Dr Joseph Amonye, the national coordinator of the Ebola task force, said the samples taken from these people were negative and there was no reason of confining them at the isolation centre. "We have tested their samples and found out that they do not have Ebola [hemorrhagic fever]," said Amonye.
Meanwhile, Mulago Hospital has discharged a suspected Ebola patient who was admitted at the isolation camp. Speaking in an interview with the press at Mulago, the hospital's executive director, Dr Baterana Byarugaba, said: "This suspected patient had gone to Kibaale. He developed features similar to malaria and people thought that he had Ebola [hemorrhagic fever]. But we have since established that the gentleman does not have [the disease]."
[Byline: Taddeo Bwamba Le, Violet Nabatan Zi, Ismael Kasooha]
ProMED-mail Rapporteur Kunihiko Iizuka
Date: Tue 7 Aug 2012
From: Daniel Bausch <email@example.com> [edited]
[Re: ProMED-mail Ebola hemorrhagic fever - Uganda (12) 20120806.1230691]

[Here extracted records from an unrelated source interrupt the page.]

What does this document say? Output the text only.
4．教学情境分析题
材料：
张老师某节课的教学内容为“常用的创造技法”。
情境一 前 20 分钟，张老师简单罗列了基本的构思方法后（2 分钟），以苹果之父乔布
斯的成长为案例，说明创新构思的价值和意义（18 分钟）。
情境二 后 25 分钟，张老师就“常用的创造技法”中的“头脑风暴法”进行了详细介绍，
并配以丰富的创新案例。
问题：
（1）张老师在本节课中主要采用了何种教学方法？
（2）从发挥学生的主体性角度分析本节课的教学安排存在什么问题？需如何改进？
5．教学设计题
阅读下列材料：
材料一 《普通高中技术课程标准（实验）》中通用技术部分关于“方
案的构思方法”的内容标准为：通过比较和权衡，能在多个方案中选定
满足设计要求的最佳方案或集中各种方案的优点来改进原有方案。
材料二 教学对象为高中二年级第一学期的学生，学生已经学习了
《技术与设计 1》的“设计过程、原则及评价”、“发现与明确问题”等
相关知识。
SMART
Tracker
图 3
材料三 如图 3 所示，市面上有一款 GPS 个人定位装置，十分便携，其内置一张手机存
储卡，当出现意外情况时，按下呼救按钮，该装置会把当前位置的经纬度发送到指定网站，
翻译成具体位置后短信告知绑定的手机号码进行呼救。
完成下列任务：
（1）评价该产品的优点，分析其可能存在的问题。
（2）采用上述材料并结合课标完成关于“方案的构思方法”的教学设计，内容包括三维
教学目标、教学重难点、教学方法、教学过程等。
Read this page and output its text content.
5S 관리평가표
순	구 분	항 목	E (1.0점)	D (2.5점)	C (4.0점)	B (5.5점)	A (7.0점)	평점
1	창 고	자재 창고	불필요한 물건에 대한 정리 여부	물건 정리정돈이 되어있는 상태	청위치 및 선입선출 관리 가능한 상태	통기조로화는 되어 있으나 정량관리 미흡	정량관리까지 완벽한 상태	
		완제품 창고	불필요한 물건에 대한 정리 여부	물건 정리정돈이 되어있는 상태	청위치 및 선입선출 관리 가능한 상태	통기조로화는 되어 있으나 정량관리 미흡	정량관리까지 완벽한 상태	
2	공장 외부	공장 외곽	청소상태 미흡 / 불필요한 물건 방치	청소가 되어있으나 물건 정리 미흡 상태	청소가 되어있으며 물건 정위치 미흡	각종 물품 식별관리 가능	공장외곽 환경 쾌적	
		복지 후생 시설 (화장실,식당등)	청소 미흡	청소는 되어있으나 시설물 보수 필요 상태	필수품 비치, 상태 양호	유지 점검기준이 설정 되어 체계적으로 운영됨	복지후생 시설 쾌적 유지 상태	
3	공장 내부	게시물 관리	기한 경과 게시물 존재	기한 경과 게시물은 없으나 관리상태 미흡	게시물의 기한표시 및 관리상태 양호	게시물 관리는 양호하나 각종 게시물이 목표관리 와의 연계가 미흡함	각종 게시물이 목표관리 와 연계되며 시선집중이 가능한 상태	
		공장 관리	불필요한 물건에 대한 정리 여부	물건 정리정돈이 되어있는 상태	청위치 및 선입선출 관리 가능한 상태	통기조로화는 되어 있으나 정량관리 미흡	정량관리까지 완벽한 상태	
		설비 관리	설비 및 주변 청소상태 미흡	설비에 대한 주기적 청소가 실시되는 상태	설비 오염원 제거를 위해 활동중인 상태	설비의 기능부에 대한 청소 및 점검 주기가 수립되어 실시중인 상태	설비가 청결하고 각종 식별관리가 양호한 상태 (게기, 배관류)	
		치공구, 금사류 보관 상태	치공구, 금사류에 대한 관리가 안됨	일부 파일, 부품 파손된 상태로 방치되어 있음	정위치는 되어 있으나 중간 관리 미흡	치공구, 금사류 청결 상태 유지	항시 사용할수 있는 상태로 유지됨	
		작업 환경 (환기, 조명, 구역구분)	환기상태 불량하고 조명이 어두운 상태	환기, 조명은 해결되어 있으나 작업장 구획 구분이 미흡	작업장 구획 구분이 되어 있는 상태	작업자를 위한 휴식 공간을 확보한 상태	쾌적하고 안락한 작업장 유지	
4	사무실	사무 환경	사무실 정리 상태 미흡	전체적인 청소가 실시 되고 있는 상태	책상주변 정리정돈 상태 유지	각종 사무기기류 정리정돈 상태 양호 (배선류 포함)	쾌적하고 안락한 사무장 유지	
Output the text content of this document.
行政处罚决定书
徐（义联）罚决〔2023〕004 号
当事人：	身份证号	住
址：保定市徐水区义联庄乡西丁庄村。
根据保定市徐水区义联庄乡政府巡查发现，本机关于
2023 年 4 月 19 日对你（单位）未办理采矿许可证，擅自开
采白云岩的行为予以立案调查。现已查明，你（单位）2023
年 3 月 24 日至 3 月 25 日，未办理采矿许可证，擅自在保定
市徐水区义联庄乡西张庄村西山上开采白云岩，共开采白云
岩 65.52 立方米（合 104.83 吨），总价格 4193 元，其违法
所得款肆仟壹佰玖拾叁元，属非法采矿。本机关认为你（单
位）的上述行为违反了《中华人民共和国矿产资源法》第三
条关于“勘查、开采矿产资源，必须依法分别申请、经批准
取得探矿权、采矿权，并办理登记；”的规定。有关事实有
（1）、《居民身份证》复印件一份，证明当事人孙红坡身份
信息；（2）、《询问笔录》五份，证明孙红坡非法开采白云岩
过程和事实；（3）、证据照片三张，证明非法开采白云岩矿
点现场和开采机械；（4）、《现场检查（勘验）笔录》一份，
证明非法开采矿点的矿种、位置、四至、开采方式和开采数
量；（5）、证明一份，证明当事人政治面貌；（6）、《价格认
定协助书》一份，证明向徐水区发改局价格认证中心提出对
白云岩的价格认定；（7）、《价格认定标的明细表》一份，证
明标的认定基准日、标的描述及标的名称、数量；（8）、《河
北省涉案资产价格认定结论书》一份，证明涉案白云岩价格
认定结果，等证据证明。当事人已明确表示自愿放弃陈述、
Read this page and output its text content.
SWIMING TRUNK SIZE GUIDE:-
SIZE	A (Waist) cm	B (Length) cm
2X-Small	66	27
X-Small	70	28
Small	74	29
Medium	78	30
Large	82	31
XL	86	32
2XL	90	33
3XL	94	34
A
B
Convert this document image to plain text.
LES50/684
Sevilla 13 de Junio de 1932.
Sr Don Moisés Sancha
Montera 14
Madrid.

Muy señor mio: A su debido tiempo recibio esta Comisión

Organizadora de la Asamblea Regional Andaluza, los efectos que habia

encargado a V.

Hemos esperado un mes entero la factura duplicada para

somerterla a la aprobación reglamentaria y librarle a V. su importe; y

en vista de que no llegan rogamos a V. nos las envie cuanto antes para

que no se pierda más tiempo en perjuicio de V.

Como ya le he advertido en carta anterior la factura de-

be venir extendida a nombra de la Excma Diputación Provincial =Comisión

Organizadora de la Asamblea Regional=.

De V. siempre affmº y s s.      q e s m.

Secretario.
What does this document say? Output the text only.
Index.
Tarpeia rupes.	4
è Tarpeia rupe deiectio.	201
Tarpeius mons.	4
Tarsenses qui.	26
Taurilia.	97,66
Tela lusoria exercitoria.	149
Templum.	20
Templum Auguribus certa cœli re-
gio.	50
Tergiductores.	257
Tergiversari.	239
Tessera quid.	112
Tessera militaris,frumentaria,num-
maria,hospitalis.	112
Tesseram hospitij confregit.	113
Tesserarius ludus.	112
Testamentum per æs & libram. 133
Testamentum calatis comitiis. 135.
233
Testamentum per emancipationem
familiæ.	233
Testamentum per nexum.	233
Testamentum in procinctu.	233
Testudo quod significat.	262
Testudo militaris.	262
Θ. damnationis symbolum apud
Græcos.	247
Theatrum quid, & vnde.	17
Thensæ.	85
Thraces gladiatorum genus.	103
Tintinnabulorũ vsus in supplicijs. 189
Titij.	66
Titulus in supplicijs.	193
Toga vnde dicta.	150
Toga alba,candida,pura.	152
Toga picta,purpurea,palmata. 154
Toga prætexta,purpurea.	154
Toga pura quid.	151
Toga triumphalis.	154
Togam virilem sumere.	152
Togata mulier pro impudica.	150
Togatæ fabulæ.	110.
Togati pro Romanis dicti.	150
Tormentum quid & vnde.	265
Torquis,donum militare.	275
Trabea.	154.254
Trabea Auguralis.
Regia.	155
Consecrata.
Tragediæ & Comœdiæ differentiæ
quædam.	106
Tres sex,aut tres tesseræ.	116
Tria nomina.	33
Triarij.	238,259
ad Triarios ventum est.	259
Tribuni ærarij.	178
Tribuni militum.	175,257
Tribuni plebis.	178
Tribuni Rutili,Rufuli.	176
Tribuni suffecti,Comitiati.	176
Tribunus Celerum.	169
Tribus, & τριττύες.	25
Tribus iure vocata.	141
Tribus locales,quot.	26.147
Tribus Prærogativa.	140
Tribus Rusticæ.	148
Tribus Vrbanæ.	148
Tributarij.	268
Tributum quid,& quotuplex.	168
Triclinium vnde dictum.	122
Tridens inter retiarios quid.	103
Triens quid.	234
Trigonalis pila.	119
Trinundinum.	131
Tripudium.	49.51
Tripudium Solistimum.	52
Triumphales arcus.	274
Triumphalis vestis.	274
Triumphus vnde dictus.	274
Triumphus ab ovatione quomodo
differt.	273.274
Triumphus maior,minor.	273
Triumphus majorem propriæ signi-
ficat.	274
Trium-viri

A comment on bleeding in hemorrhagic fever
Regarding bleeding in Ebola hemorrhagic fever, during the Ebola outbreak in Gulu, Uganda in 2000-2001, we collected detailed clinical information on over 100 patients with laboratory confirmed Ebola Sudan virus infection. Excluding subconjunctival bleeding/injection, hemorrhage was noted in only approximately 20 percent of the patients and virtually always occurred in the later stage of illness. Hematemesis and bleeding from the gums were the most frequent hemorrhagic manifestations. Many patients die without visible hemorrhage although, when present, hemorrhage does confer a poor prognosis. Studies done in the isolation ward demonstrated that [ebolavirus] was shed in a wide variety of bodily fluids during the acute period of illness but that the risk of transmission from fomites or from convalescent patients was low (Bausch et al, J Infect Dis. 2007 Nov 15; 196 Suppl 2:S142-7).
This information may be helpful to those combating the present outbreak in Kibaale.
Daniel Bausch, MD, MPH&TM
Tulane School of Public Health and Tropical Medicine
[From these and other recent reports it seems probable that this outbreak in the Kibaale District of Uganda has been contained. There have been at least 16 fatalities, but the suspected cases and their contacts are gradually being released provided they show no symptoms during the 21-day surveillance period post exposure.
Dr Daniel Bausch's commentary on hemorrhage is particularly relevant in assessment of the progress of the Kibaale outbreak.
The news story in part  of the post above includes an interesting photograph of containment arrangements at Kigadi Hospital in Kibaale.